Sílvia Faria
Agência Estado
De Brasília
O presidente Fernando Henrique Cardoso, reunido com os ministros que compõem a Câmara de Política Econômica, decidiu na última quarta-feira que o governo vai apoiar a proposta de criação do Imposto sobre Valor Agregado (IVA), que consta do relatório do deputado Mussa Demes (PFL-PI) sobre a reforma tributária. A orientação é manter o nível atual da receita e a repartição entre União e governos estaduais e simplificar ao máximo a legislação para desonerar a produção.
O IVA federal vai incorporar os Impostos sobre Circulação de Mercadorias e Serviços (ICMS) e Produtos Industrializados (IPI), Cofins e PIS, o que significa, na prática, o fim da guerra fiscal entre os Estados. ‘‘Os incentivos terão de ocorrer às custas do Orçamento, por meio da concessão de subsídios explícitos’’, disse uma autoridade que participou da reunião.
O IVA vai incidir sobre o consumo, mudando a atual sistemática do ICMS que tributa o produto.
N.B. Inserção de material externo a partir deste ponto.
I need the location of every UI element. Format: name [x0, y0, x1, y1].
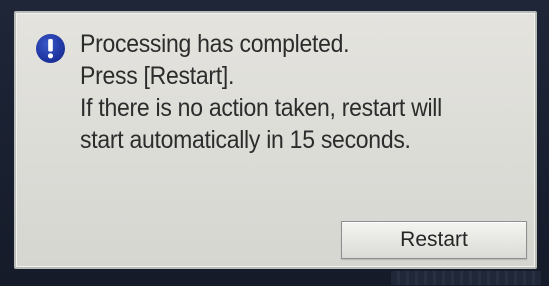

A transição dos modelos, que representará perdas para os Estados que exportam a produção, como São Paulo, contará com um sistema de compensação das receitas.
De acordo com a proposta elaborada pelo governo federal, a arrecadação ficará sob responsabilidade da União, mas, na prática, nada muda. O sistema bancário, que, atualmente, recolhe os impostos, tanto federais quanto estaduais, manterá o procedimento. A diferença é que, ao recolher o IVA, fará o depósito proporcional na conta dos tesouros estaduais e federal.
A fiscalização da arrecadação, outro ponto polêmico da reforma tributária, seria feita de forma integrada pelos fiscais da Receita Federal e dos Estados. A integração não é uma novidade, segundo um técnico envolvido nos trabalhos. A fiscalização do Simples (imposto das microempresas) é feita pelos fiscais estaduais, mediante convênio firmado com a Receita.